Изменить стиль страницы

На могилу Блеза, находившуюся за приходской церковью у часовни, легла черная мраморная плита с латинской эпитафией: «Здесь покоится Блез Паскаль, клермонец, счастливо закончивший жизнь после нескольких лет сурового уединения, в размышлениях о божественной благодати... Он пожелал из рвения к бедности и смирению, чтобы могила его не была особо почтенна и чтобы даже мертвым он был оставлен в неизвестности, как стремился оставаться в неизвестности при жизни. Но в этой части его завещания не мог ему уступить Флорен Перье, советник парламента, брачными узами связанный с его сестрою Жильбертой Паскаль, который сам возложил эту плиту, дабы обозначить могилу и в знак своего благоговения...»

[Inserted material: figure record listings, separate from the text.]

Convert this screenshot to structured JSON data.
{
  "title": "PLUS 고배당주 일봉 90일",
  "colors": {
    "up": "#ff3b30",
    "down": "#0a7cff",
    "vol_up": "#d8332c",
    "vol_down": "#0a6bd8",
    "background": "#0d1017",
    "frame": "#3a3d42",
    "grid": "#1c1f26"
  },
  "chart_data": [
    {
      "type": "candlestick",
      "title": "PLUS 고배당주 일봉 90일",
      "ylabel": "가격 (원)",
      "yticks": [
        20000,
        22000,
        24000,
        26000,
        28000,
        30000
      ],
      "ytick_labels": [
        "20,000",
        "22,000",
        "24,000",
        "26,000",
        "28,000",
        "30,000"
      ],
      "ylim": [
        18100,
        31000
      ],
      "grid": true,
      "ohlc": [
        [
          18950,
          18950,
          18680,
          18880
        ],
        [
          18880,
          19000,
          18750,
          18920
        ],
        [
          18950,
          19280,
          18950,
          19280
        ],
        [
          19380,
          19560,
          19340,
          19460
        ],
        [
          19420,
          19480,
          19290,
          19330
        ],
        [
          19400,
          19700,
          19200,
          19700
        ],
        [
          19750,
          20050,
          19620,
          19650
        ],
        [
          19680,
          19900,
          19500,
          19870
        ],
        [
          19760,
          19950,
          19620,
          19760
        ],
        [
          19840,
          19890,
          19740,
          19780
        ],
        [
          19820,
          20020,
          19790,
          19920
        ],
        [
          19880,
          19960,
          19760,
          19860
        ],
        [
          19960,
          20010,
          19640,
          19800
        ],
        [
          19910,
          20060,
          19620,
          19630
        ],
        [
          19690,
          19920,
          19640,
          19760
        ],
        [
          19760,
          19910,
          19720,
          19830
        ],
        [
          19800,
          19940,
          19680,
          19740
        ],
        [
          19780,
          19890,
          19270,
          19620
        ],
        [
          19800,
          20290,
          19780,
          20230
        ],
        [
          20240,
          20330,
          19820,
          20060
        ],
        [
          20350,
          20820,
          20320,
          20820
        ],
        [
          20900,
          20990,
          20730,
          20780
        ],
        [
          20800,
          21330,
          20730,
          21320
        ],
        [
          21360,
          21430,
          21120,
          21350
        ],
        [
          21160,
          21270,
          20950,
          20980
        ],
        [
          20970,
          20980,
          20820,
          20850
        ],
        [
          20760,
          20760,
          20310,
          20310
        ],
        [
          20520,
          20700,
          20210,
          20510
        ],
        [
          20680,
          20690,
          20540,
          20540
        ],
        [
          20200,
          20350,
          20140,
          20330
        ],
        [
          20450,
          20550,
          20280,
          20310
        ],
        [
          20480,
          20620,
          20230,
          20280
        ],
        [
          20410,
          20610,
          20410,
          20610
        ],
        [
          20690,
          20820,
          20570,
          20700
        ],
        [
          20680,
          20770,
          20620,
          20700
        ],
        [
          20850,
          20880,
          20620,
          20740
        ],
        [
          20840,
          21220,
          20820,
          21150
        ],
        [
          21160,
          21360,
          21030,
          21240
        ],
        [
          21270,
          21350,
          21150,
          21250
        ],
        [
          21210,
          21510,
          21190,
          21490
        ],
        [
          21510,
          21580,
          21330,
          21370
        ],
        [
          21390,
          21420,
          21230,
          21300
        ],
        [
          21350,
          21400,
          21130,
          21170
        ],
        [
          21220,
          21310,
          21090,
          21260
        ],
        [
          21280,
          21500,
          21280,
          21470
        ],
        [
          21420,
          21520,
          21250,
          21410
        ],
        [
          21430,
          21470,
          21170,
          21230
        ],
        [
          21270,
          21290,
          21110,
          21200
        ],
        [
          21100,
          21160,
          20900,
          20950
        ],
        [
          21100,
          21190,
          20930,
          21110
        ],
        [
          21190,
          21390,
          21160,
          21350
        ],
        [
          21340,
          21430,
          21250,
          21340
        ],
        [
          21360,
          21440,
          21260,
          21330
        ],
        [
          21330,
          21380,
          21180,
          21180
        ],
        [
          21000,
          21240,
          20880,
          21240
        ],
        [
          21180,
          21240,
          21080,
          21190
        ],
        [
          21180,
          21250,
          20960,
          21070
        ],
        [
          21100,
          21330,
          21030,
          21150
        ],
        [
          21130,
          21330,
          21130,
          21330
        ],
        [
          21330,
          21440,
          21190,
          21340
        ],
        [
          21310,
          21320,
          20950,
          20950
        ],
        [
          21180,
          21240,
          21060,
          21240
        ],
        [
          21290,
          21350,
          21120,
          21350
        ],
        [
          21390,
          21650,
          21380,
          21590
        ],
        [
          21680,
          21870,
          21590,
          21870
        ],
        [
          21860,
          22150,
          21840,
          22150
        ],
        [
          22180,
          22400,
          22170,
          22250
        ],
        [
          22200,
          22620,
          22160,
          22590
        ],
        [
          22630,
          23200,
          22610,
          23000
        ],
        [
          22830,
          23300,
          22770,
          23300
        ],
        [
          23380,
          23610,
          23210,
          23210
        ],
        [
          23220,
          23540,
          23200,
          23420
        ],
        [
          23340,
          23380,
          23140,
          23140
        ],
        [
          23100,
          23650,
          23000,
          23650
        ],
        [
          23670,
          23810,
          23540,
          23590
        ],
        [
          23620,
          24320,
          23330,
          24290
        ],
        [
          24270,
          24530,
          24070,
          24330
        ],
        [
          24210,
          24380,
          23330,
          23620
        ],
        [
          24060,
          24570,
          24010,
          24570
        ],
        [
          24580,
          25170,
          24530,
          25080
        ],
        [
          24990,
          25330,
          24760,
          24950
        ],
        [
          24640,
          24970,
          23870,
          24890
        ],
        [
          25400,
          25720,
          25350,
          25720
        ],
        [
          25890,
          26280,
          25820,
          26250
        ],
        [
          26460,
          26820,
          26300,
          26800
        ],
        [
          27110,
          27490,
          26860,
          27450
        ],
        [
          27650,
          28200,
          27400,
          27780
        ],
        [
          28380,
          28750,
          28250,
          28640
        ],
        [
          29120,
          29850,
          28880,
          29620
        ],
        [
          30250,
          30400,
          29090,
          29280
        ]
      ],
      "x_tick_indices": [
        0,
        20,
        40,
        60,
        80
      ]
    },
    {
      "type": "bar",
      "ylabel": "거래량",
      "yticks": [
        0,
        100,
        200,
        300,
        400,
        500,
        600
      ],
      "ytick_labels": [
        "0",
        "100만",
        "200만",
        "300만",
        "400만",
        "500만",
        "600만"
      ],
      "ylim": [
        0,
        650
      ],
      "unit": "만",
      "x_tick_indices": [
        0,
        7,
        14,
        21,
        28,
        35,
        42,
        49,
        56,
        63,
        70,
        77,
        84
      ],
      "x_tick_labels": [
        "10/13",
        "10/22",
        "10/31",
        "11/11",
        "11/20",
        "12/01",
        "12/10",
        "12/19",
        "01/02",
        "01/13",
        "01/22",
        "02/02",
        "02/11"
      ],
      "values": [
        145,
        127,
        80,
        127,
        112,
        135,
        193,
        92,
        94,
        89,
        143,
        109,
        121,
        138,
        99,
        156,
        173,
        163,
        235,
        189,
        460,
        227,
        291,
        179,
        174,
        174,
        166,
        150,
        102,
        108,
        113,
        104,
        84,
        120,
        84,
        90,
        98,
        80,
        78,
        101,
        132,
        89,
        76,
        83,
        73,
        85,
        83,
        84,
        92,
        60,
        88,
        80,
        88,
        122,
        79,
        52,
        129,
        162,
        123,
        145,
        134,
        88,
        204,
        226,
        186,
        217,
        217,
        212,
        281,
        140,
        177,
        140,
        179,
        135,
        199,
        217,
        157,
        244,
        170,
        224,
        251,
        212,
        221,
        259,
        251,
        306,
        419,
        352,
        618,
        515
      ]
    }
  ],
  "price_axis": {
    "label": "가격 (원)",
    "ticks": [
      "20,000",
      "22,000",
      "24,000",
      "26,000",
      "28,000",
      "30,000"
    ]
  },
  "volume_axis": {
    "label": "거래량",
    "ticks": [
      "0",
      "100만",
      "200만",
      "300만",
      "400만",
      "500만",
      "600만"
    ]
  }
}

Оставаться в неизвестности Паскалю не было суждено. Сразу же после кончины решето истории стало просеивать наследие Блеза, началась оценка его жизни и творчества, что явствует из другой эпитафии, которая приписывается связанному с Пор-Роялем канонику де Шамбургу:

Муж, не знавший супруги,
В религии святой, добродетелью славный,
Ученостью знаменитый,
Умом острый...
Возлюбивший справедливость,
Правды защитник...
Портящих христианскую мораль жесточайший враг,
В ком риторы любят красноречие,
В ком писатели признают изящество,
В ком математики восхищаются глубиной,
В ком философы ищут мудрость,
В ком доктора восхваляют богослова,
В ком благочестивые почитают аскета,
Кем все восхищаются... Кого всем надлежит знать.
Сколь многое, прохожий, мы потеряли в Паскале,
Он был Людовиком Монтальтом.
Сказано достаточно, увы, подступают слезы.
Умолкаю...

В этой эпитафии наглядно предстает весь диапазон жизнедеятельности Паскаля, однако в ней скорее чувствуется «автор», нежели «человек», и ее чрезмерная высокопарность наверняка не понравилась бы Блезу, если бы он имел возможность видеть ее. Но решето истории отсеивает лишь то, что, помимо объективной ценности, получает яркую субъективную оценку соответствующего времени наподобие следующего суждения Николя, высказанного им через две недели после кончины Блеза: «Поистине можно сказать, что мы потеряли один из самых больших умов, которые когда-либо существовали. Я не вижу никого, с кем можно было бы его сравнить: Пико делла Мирандола и все эти люди, которыми восхищался свет, были глупцами возле него... Тот, о ком мы скорбим, был королем в королевстве умов...» Но тем не менее Николь полагал, что Паскаль останется малоизвестным в последующих веках, а Гюйгенс, сожалея о кончине Блеза, считал его уже давно умершим — с тех пор, как тот оставил науку... Так начиналась новая противоречивая жизнь Паскаля — сложный и непрекращающийся диалог его творческого наследия со все новыми и новыми поколениями, среди которых постоянно встречались и встречаются сочувствующие и отвергающие, любящие и ненавидящие, но не было и нет равнодушных.